Description
Imagistic, painterly, ironic, humorous, intelligent, satirical—these are a few words that come to mind on reading Jacqueline Marcus’ Summer Rains. Without being sentimental or didactic, Marcus reminds us of what it means to have a moral conscience. A pervasive awareness of the damage caused by corporate greed, global warming, exploitation, and the disappearance of the natural world shape the landscape of these poems.

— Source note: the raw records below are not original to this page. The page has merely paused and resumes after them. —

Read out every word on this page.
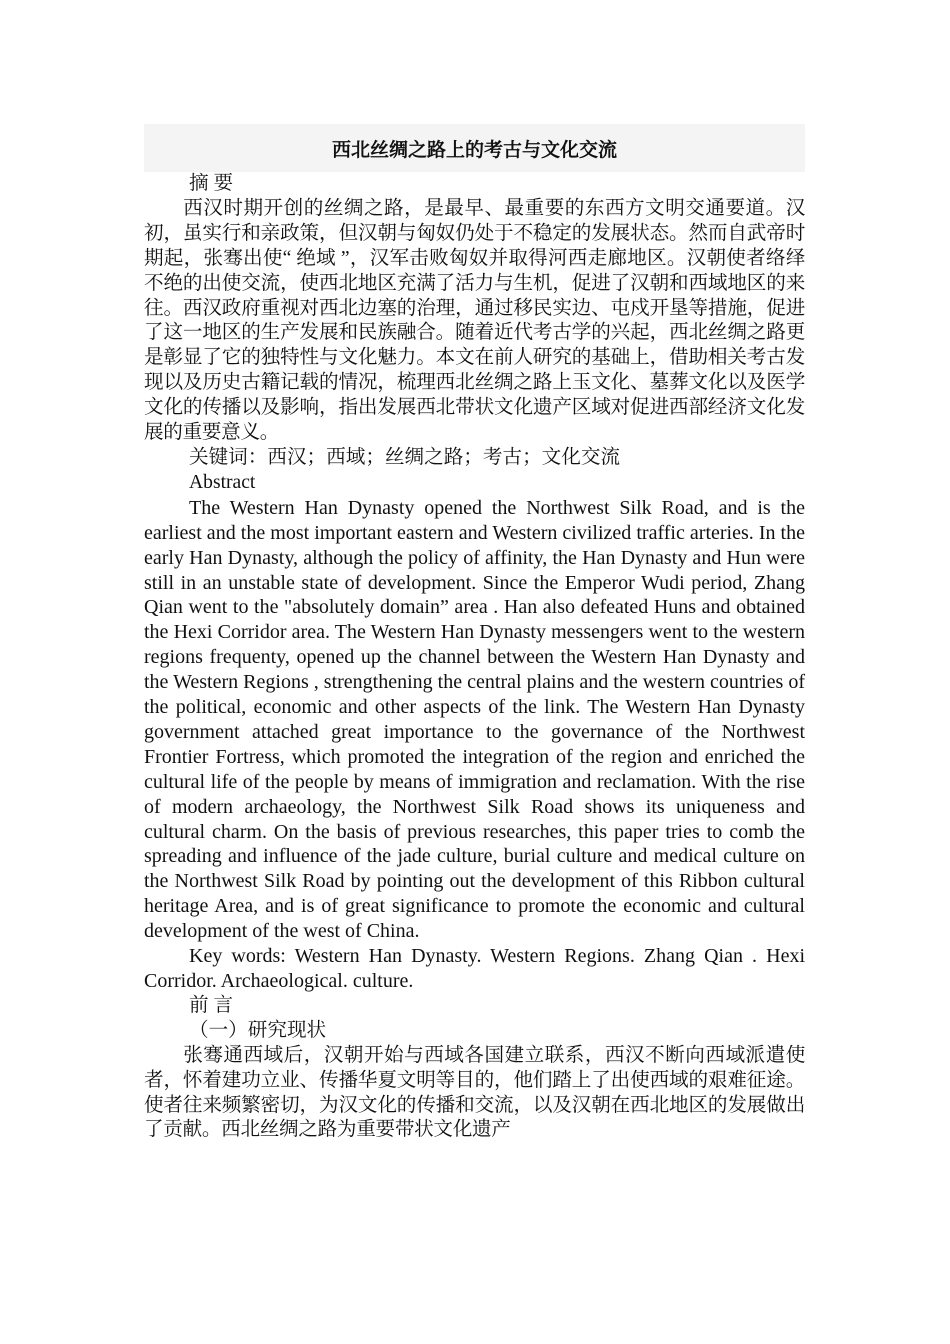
西北丝绸之路上的考古与文化交流

摘 要

西汉时期开创的丝绸之路，是最早、最重要的东西方文明交通要道。汉初，虽实行和亲政策，但汉朝与匈奴仍处于不稳定的发展状态。然而自武帝时期起，张骞出使“ 绝域 ”，汉军击败匈奴并取得河西走廊地区。汉朝使者络绎不绝的出使交流，使西北地区充满了活力与生机，促进了汉朝和西域地区的来往。西汉政府重视对西北边塞的治理，通过移民实边、屯戍开垦等措施，促进了这一地区的生产发展和民族融合。随着近代考古学的兴起，西北丝绸之路更是彰显了它的独特性与文化魅力。本文在前人研究的基础上，借助相关考古发现以及历史古籍记载的情况，梳理西北丝绸之路上玉文化、墓葬文化以及医学文化的传播以及影响，指出发展西北带状文化遗产区域对促进西部经济文化发展的重要意义。

关键词：西汉；西域；丝绸之路；考古；文化交流

Abstract

The Western Han Dynasty opened the Northwest Silk Road, and is the earliest and the most important eastern and Western civilized traffic arteries. In the early Han Dynasty, although the policy of affinity, the Han Dynasty and Hun were still in an unstable state of development. Since the Emperor Wudi period, Zhang Qian went to the "absolutely domain” area . Han also defeated Huns and obtained the Hexi Corridor area. The Western Han Dynasty messengers went to the western regions frequenty, opened up the channel between the Western Han Dynasty and the Western Regions , strengthening the central plains and the western countries of the political, economic and other aspects of the link. The Western Han Dynasty government attached great importance to the governance of the Northwest Frontier Fortress, which promoted the integration of the region and enriched the cultural life of the people by means of immigration and reclamation. With the rise of modern archaeology, the Northwest Silk Road shows its uniqueness and cultural charm. On the basis of previous researches, this paper tries to comb the spreading and influence of the jade culture, burial culture and medical culture on the Northwest Silk Road by pointing out the development of this Ribbon cultural heritage Area, and is of great significance to promote the economic and cultural development of the west of China.

Key words: Western Han Dynasty. Western Regions. Zhang Qian . Hexi Corridor. Archaeological. culture.

前 言

（一）研究现状

张骞通西域后，汉朝开始与西域各国建立联系，西汉不断向西域派遣使者，怀着建功立业、传播华夏文明等目的，他们踏上了出使西域的艰难征途。使者往来频繁密切，为汉文化的传播和交流，以及汉朝在西北地区的发展做出了贡献。西北丝绸之路为重要带状文化遗产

—Ellen Bass, author of Like a Beggar, Human Line and Mules of Love
The job of any good poet is to recognize the hype and the jive and to expose it—but not just to merely pull back the curtain on the great and powerful, but then to suggest a better course, a more reasonable, yet passionate alternative. I love the play on words like “the error of our waste”. Anyone who knows Jacqueline Marcus already knows she does exactly this, but those of you who don’t are in for a real treat, one that will intellectually and fervently challenge you to reexamine what you have accepted to be normal and “okay” in this world and hopefully make you wish to fight for a better way. Summer Rains is an excellent and, yes, an enjoyable example of the poet as witness, philosopher, oracle and eulogizer to all we consider sacred and profane.
—J.P. Dancing Bear, author of Family of Marsupial Centaurs, Inner Cities of Gulls
In her second collection of poems, Jacqueline Marcus continues to embrace a faith in the natural world that is worth saving and “remembering” in the Platonic sense of that word, “where pines impress their branches / against a plum-colored sky… blue, blue, in itself, upon a sea of winter.” Like the Greeks and British Romantics, Marcus expresses the view that Beauty and Justice are two sides of the same coin, if we could only take a moment to see “the waves rushing in like a warning, / a proof to the living and the dead.” In these perilous times of global warming, endless wars and the erosion of our civil liberties, Marcus is politically brazen but not at the expense of her poetic vision, the luminous imagery and lyrical eloquence that form the signature voice of her poems.
—Wendy Gogel, Manager of Harvard Library Preservation Services, Harvard University
Jacqueline Marcus fearlessly writes poetry that reflects her diversity of passions and interests. Whether evoking nature, love, global warming, philosophy or poetry itself, she deftly uses images and observation to unfold poems of both urgency and serenity.
—Mark Karlin, Editor, BuzzFlash at www.truth-out.org
In our lifetimes, something once unexpected has been added to the Romantic imagination: the awareness of a vastly endangered earth. Jacqueline Marcus writes from the intersection of nature’s centrality in our lives and the knowledge that we have been the agents of its diminishment. She reveals, in poem after poem, the impact that has on our spiritual awareness. And yet throughout, beauty and the poignancy of life are deeply reaffirmed. This is a beautiful book that faces facts while never abandoning “this imperishable light, this landscape.”